25/11/2007
Alors que le coût des importations ne cesse de grimper, les chefs d'entreprise algérien disent que la valeur élevée de l'euro face au dollars américain pourrait avoir des répercussions sur l'économie nationale. Selon le Ministre de l'Energie, pourtant, Il n'y a pas de conséquences directes sur les produits de consommation de la baisse du dollar. Pour la simple raison que la hausse du baril compense le manque à gagner.
Par Lyes Aflou pour Magharebia à Alger – 25/11/07
![]() [Getty Images] Chakib Khelil, Ministre de l'Energie et des Mines, affirme que l'OPEP examinera la question de la monnaie d'échange au mois de décembre. |
Une nouvelle étude suggère que le déclin du dollar face à l'Euro pourrait avoir des conséquences négatives sur l'économie algérienne. Cette semaine, l’euro a atteint dans son ascension un record sans précédent depuis la création de cette monnaie en 1999, puisqu’il est échangé contre 1,4752 dollar.

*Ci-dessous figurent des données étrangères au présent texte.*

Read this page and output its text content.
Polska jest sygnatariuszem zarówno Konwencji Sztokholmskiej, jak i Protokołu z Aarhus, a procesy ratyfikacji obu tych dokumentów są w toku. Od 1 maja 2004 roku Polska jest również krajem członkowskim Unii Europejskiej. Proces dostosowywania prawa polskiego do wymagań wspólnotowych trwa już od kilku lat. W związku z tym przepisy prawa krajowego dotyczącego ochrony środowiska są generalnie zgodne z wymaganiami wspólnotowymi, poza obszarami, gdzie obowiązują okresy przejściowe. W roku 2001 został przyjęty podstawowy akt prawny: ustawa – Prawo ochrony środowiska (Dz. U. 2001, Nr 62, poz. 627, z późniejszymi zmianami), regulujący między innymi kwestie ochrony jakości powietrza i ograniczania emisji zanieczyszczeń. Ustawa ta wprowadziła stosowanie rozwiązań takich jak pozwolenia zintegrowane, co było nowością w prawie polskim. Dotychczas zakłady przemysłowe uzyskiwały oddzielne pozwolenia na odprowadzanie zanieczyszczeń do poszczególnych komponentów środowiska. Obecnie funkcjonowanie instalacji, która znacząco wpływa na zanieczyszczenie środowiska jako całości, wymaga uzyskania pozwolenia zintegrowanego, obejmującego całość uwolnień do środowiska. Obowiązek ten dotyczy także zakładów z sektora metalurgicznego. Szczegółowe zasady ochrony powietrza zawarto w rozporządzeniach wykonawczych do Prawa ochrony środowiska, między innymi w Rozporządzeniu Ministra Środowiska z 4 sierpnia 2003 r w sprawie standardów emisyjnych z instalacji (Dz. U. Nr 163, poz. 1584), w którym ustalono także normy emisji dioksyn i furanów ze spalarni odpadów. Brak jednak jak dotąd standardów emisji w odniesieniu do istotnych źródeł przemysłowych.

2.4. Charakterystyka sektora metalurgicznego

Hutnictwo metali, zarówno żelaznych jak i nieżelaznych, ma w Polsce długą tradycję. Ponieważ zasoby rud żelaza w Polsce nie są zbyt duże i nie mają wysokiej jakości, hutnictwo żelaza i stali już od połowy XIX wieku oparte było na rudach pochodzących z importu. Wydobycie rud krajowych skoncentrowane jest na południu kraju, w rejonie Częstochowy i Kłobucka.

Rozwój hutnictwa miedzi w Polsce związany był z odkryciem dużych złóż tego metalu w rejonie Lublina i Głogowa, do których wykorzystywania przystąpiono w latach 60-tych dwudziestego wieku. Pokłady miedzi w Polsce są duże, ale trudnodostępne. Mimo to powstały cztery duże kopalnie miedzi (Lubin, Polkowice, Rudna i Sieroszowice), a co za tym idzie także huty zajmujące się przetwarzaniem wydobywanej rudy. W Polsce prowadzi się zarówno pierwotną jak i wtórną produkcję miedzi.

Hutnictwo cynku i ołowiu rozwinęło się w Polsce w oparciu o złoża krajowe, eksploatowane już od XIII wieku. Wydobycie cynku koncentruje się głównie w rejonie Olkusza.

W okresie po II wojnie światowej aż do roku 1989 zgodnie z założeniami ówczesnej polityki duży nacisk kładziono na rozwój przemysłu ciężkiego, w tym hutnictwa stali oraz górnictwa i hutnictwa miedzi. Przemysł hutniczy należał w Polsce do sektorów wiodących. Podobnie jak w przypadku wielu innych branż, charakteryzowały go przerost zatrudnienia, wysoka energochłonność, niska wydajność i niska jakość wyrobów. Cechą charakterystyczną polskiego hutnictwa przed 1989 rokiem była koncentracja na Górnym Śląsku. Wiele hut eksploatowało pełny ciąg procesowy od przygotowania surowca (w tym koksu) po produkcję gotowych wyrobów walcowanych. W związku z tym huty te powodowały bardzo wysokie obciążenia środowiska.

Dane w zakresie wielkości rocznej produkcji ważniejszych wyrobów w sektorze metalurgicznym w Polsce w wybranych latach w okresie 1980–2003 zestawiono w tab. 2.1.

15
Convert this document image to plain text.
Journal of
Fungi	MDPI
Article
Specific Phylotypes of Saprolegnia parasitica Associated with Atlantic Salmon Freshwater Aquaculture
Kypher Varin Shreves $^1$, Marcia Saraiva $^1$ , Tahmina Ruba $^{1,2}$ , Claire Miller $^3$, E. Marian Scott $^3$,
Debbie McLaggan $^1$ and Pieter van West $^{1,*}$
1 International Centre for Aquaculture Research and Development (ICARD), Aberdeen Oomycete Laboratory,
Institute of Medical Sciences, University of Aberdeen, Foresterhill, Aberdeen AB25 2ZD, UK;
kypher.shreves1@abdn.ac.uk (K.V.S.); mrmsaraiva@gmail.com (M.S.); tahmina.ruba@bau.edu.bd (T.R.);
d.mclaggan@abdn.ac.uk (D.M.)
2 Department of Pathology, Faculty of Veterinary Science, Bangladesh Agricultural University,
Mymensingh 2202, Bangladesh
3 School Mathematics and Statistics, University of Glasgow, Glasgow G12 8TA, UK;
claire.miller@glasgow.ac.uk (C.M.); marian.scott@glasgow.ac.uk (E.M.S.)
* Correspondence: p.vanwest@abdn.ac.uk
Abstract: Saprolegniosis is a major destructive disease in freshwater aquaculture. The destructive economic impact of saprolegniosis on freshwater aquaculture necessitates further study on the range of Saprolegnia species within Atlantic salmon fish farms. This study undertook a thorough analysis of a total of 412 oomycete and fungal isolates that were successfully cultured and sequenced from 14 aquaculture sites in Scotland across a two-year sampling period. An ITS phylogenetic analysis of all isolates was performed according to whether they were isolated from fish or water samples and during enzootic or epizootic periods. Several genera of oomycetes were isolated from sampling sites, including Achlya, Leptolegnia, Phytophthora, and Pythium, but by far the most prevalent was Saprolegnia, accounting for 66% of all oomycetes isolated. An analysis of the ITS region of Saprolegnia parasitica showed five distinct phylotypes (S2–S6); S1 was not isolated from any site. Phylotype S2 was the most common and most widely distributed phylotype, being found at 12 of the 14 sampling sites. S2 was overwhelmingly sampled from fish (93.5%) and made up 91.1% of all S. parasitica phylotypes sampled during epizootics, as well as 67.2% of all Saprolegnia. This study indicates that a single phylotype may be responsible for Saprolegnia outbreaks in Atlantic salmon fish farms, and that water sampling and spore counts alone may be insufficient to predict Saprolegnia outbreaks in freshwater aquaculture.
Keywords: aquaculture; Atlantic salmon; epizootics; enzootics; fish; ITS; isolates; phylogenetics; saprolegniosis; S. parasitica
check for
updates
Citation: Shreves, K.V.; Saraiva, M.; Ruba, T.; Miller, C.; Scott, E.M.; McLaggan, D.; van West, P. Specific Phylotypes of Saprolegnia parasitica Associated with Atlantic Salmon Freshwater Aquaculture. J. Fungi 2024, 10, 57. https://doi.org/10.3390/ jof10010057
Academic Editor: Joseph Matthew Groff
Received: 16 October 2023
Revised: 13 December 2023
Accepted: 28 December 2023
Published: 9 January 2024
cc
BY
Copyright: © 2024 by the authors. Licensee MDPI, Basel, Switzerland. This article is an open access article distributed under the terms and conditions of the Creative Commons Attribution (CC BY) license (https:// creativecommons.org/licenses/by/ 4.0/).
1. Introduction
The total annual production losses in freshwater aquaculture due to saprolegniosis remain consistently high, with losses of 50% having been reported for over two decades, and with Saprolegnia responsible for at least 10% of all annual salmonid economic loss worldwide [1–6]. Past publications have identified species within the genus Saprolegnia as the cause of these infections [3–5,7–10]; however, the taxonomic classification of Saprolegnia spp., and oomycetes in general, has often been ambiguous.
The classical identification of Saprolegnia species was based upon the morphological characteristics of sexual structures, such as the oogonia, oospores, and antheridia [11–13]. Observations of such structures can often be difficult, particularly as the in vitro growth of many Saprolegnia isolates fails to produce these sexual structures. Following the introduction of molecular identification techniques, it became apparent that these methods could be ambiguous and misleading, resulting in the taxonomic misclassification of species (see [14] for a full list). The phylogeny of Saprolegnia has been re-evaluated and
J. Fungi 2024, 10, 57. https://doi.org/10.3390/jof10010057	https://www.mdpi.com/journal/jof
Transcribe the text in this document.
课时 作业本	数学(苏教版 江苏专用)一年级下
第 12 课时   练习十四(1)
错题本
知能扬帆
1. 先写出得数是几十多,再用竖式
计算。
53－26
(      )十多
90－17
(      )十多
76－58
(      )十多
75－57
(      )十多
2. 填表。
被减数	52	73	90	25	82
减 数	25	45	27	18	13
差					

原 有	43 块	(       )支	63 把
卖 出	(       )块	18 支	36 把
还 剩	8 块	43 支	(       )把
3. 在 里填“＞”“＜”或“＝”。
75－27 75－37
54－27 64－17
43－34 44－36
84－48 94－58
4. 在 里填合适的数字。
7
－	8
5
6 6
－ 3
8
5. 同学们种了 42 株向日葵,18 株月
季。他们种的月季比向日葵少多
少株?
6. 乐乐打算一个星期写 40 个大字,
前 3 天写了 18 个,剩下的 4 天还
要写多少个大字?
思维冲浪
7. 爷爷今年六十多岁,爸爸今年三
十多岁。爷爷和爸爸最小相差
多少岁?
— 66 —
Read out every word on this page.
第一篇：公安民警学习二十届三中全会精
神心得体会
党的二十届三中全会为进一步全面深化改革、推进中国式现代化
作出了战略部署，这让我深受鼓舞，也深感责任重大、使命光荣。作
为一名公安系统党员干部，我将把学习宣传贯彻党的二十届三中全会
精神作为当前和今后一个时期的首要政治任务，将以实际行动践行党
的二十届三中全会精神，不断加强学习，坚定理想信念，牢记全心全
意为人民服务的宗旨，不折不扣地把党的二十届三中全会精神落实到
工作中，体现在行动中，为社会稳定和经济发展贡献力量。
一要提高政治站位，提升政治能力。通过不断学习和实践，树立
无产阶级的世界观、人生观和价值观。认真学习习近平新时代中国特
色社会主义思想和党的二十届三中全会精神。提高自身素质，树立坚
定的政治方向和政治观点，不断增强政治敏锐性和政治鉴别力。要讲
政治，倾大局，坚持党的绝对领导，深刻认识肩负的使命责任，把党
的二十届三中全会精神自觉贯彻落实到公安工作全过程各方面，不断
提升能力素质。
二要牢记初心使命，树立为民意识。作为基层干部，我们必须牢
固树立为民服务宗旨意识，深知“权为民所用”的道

Selon les chiffres d’une analyse faite par la principale organisation patronale algérienne, le forum des chefs d’entreprises (FCE), la dépréciation de 33% du dollar par rapport à l’euro entre 2002 et 2006 a fait augmenter de 14,4% la facture globale des importations algériennes. Ce rapport révèle que 66% des importations algériennes, portant sur des biens d'équipement industriels et des matériaux de fabrication, ont presque doublé au cours de ces cinq dernières années, à 21.5 milliards de dollars.
Dans cette période de hausse de l'euro, les échanges croissants avec la Chine, l'Inde, la Malaisie, la Corée du Sud et le Japon restent profitable, la monnaie d'échange privilégiée de ces pays étant le dollar.
Les échanges commerciaux algéro-chinois, par exemple, impulsés au plus haut niveau suite à la visite du président Bouteflika, en 2006 a connu une tendance à l'accroissement continu ces dernières années. La Chine occupe aujourd'hui la seconde place, après la France, avec 8,28 % des échanges en ce premier semestre de l'année, soit 1.06 millions de dollars (contre 2.32 millions pour l’hexagone). Outre les achats de biens d'équipements, de matière première, les Chinois sont également présents dans les divers chantiers lancés par le pays, dont le projet grandiose d'autoroute Est–Ouest.
La Turquie, les Emirats ont augmenté de 20 % par an leur commerce avec l'Algérie. Les prix des produits asiatiques sont inférieurs de 30 % par rapport aux produits fabriqués en Europe et l'ascension de la monnaie européenne fait le reste.
Chabib Khelil, Ministre de l'Energie et des Mines et Président de l'OPEP, déclare que l’Algérie est d’autant plus épargnée par la flambée de l’euro que son pétrole, le Sahara Blend, de qualité supérieure, est fortement coté et se vend très cher.
« Même si 98% des exportations algériennes sont libellées en dollar, principale monnaie d’échange dans les transactions pétrolières internationales, et que 60% de ses importations proviennent de la zone euro, les records de prix qu’enregistre le baril de pétrole relativisent cette perte de pouvoir d’achat et mettent le pays à l’abri des effets négatifs de ces fluctuations monétaires", a-il dit.
Malgré sa dévaluation, Khalil ajoute que le dollar « restera encore longtemps l’unique monnaie d’échange » sur le marché pétrolier international.
C'est pourquoi, selon l’expert algérien en économie, El-Hachemi Siagh, la solution pérenne pour l’Algérie réside dans " la diversification de ses exportations dans le sens qui réduise sa dépendance des hydrocarbures " .
Selon Chakib Khelil, l'OPEP examinera la question de la monnaie d'échange lors de la prochaine réunion ministérielle le 5 décembre à Abou Dhabi.